The authors take pains to contrast this kind of movement with terrorist groups and drug cartels, which are also “networks” but allegedly feature a militaristic chain of command. This point is, of course, debatable. Few of us really understand what, if anything, Al Qaeda is, and the small factions that develop (everything from Al Qaeda in Northern Europe to Al Qaeda in Northern Manitoba) may or may not be directly controlled by top commanders. Hardt and Negri’s claim about drug cartels is sounder, as they appear to operate with ruthless discipline despite their flexible and interlocking relationship with similar criminal organizations around the globe. As Castells has suggested in End of Millennium, these violent organizations are just as much a reflection of the “network society” as the Zapatistas or anti-globalization activists.
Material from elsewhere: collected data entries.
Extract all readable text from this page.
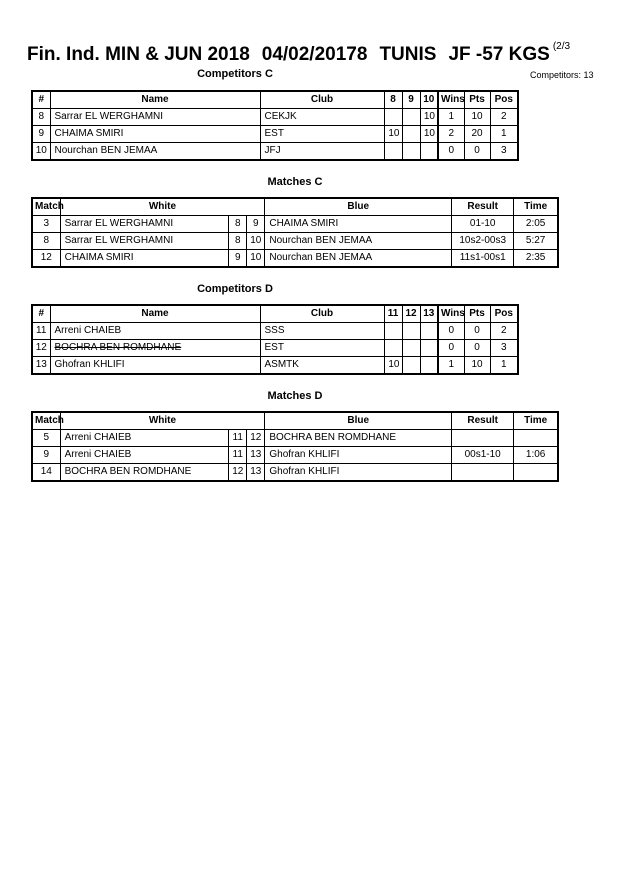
Fin. Ind. MIN & JUN 2018 04/02/20178 TUNIS JF -57 KGS $^{(2/3}$
Competitors: 13
Competitors C
#	Name	Club	8	9	10	Wins	Pts	Pos
8	Sarrar EL WERGHAMNI	CEKJK			10	1	10	2
9	CHAIMA SMIRI	EST	10		10	2	20	1
10	Nourchan BEN JEMAA	JFJ				0	0	3
Matches C
Match	White			Blue	Result	Time
3	Sarrar EL WERGHAMNI	8	9	CHAIMA SMIRI	01-10	2:05
8	Sarrar EL WERGHAMNI	8	10	Nourchan BEN JEMAA	10s2-00s3	5:27
12	CHAIMA SMIRI	9	10	Nourchan BEN JEMAA	11s1-00s1	2:35
Competitors D
#	Name	Club	11	12	13	Wins	Pts	Pos
11	Arreni CHAIEB	SSS				0	0	2
12	BOCHRA BEN ROMDHANE	EST				0	0	3
13	Ghofran KHLIFI	ASMTK	10			1	10	1
Matches D
Match	White			Blue	Result	Time
5	Arreni CHAIEB	11	12	BOCHRA BEN ROMDHANE		
9	Arreni CHAIEB	11	13	Ghofran KHLIFI	00s1-10	1:06
14	BOCHRA BEN ROMDHANE	12	13	Ghofran KHLIFI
The concept of the Multitude itself remains problematic by the end of the book. Hardt and Negri imagine this political entity emerging from the diversity of political interests, cultural drives, and economic needs that characterize the whole population of the world, and, like so many leftists, they look to the Seattle WTO protests of 1999 as an exemplary moment, when black-hooded anarchists, liberal Christians, environmentalists, and union members could all converge on common positions despite their ideological differences. When the authors finally offer their political proposals, they are not very convincing – global democracy through a reformed United Nations, or global cooperation of activists through instruments like the World Social Forum. Understandably enough, no one has quite cracked the nut of how to combat capitalism on a global scale. Creating a viable (or even desirable) successor to the Communist International is not easy, but creating a lively synthesis of neo-Marxist thought is a more manageable task.

What Hardt and Negri do favor seems to be a kind of anarchism – a way for people to collaborate and govern their affairs without the domination of capital or the nefarious doings of its partner, the state. (The state, again, is available as a tool for alleviating the sorrows inflicted by capitalism, even as it is the bulwark protecting capital and the cudgel used by private enterprise to do all sorts of evil deeds, like locking down Iraq’s oil fields for Exxon Mobil.) The authors look to the identity politics of the late twentieth century with a favorable eye, as feminism, gay rights, and anti-racism movements developed ways to function without adopting a single voice or denying their own irreducible differences, to borrow a fashionable academic phrase. In many ways, this yen for a self-organized, non-hierarchical movement that unites differing factions resembles liberal pluralism, disguised behind the mask of militant Marxism. What were the WTO protests or the political projects of progressive women, African Americans, and gay rights campaigners but the essence of coalition politics in a liberal democracy?

Perhaps the outlines of a new, flexible kind of movement can be found in the netroots – the constellation of groups like ActBlue, DailyKos, and MoveOn that raise money for progressive candidates and coordinate electoral activities. VoteVets might have a different agenda from FireDogLake, but they coalesce around issues, candidates, and actions in a relatively uncoordinated fashion. Most of these groups have made their influence felt most keenly since the release of Empire and Multitude, particularly in the 2006 Democratic takeover of Congress and the election of Barack Obama.

The Multitude can emerge when people organize along lines of shared interests, which is how the democracy of our dreams works. Hardt and Negri might prefer that this cooperation and self-government take the form of Murray Bookchin’s municipalism or the Autonomia movement of Negri’s radical youth, but in the present day it seems to comport well with a social democratic politics of pluralism – one that always has its eye on reducing violence and enhancing the freedom and capacities of all people, in the face of stern resistance from both capital and the dead-weight of history.